A: Your findings identify four recurring causes:
- Automating outdated or flawed processes
- Clinging to metrics that do not matter to the business
- Lack of alignment with top-line business goals
- Not adapting rapidly enough to change
These issues also reinforce a broader point: software does not fix strategy, process, or change management gaps—it amplifies them.
A: Conversations with high-performing organizations consistently point to three practices:
Marketing runs on processes (planning, reporting, journey mapping, content creation, opportunity management, etc.). If processes are ineffective, automation only makes you faster at executing poor workflows. Before implementing or configuring technology, define, document, and (where needed) re-engineer processes. This includes ensuring planning and dashboard systems are built on the right measures and metrics and that the Marketing plan is aligned to the business.
MarTech ROI is often lost to weak change management—people keep old methods, then blame the new system when results do not improve. Be explicit about the problem, solve it at the process/metrics level, and then automate it. Outcome-based, customer-centric planning must exist before uploading plans into tools; the same applies to alignment, accountability, and analytics initiatives.

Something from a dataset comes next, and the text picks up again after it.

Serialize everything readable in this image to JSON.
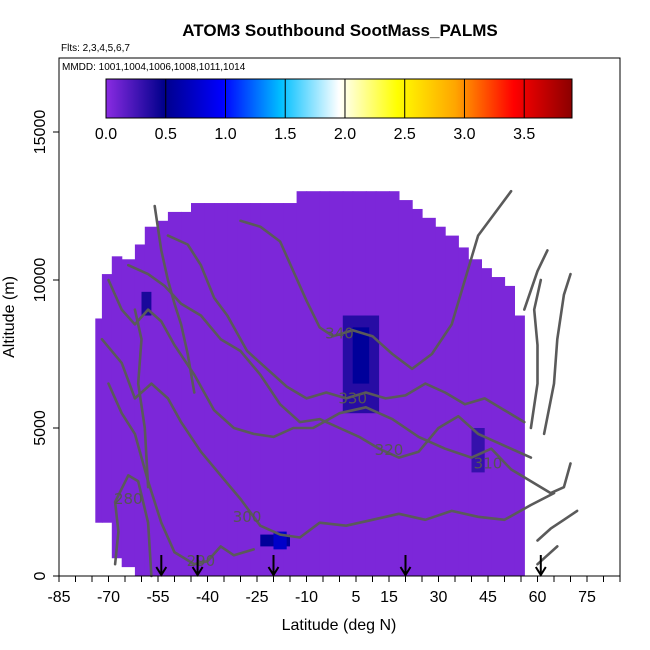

Allocate sufficient resources for change management tied to new processes, metrics, alignment, and accountability. Without this, the organization remains as ineffective as before—just with more technology. Because many teams lack bandwidth or expertise, engaging experienced external support can reduce time-to-value (a direct component of ROI), provided the partner has proven methodologies, templates, and world-class references.
A: Treat MarTech as an enablement layer—not a cure. Define and fix processes, align metrics to business outcomes, clarify the problem to be solved, and resource change management. When these foundations are in place, Marketing Ops can deploy technology to scale performance management and earn stronger credibility with the C-Suite.